Crime is low because Wilmore is off the beaten path of U.S. 68. But Boven also credits the Christian influence of Asbury College and Asbury Theological Seminary, the two institutions of higher learning that largely contribute to Wilmore's identity.
"You have a great number of people that work and teach at each of those facilities that live here in town," said Boven, who is also a graduate of the seminary. "The people who come here, they're aspiring to graduate from a Christian college and go out into different fields and minister."
But Fitch hopes that after students go out into the world to become ministers and missionaries, they someday return to Wilmore to retire.
"If you go in the Methodist church, they have a window that says 'Come, tarry and go.' And I always say 'Come back to Wilmore and enjoy your twilight days,'" Fitch said. "A lot of people are doing that."
The magazine also said it weighted "a variety of factors including livability (short commutes, low pollution, greenspace), education (well-educated residents, high test scores) ... and affordability (median household income, cost of expenditures)."

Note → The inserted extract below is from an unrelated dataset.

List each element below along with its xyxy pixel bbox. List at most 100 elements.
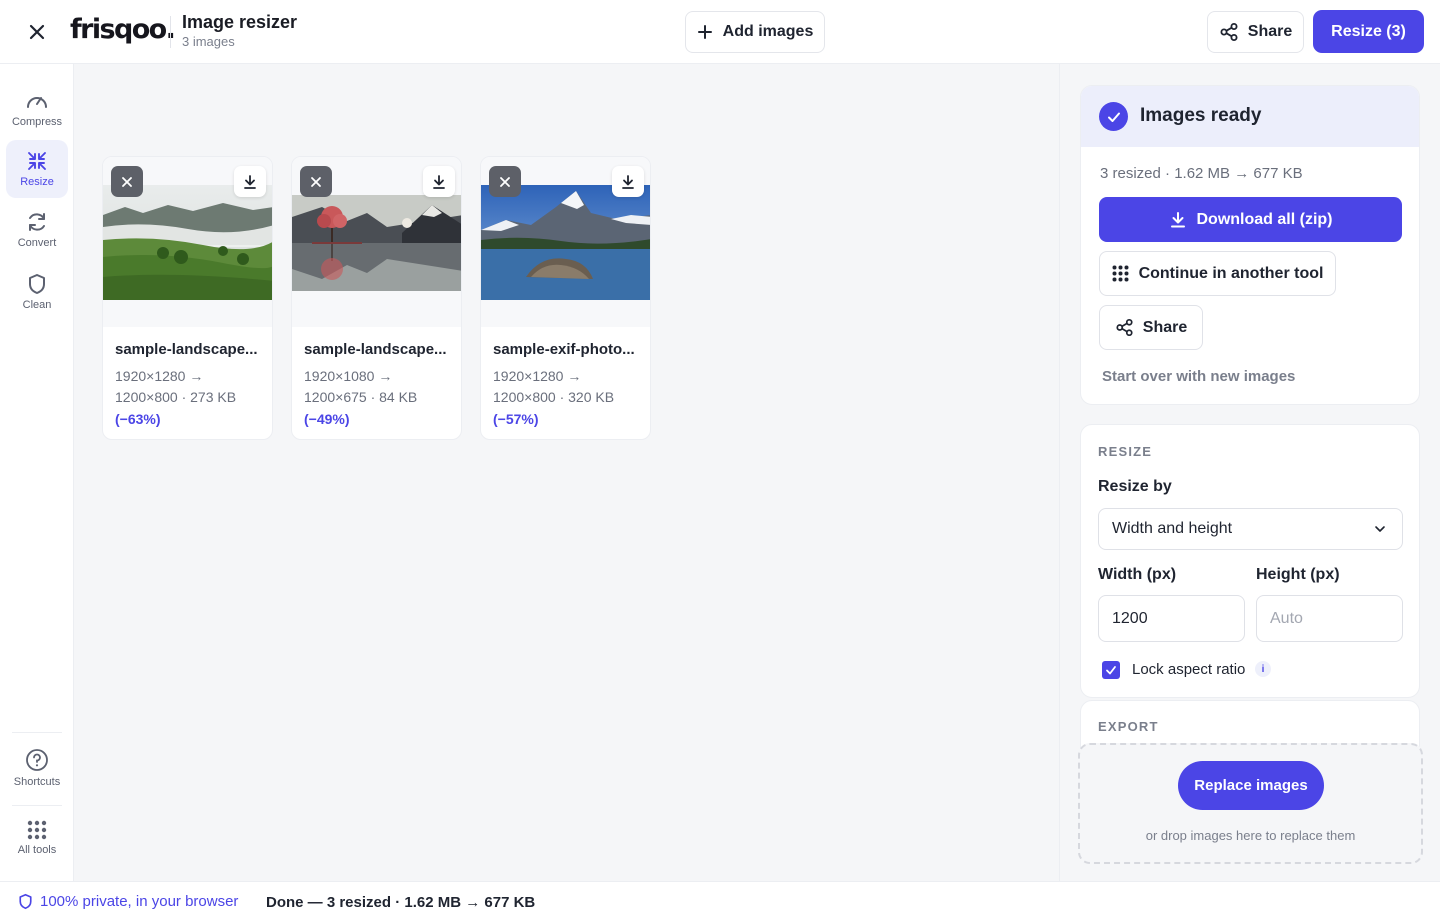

Overall, Wilmore came out looking pretty good. And that gives Wilmore something to crow about to Nicholasville, the Jessamine County seat, which last year Money magazine ranked as the No. 1 small city in the country for affordable homes.
Still, some people don't cotton to the idea of calling Wilmore "a suburb," said Margaret Morgan, the city's community development director.
"Of course, nobody wants to be known as a bedroom community," Morgan said. "We want to be a stand-alone town and just enjoy our close proximity to a major shopping area in Lexington. It's the best of both worlds, I think."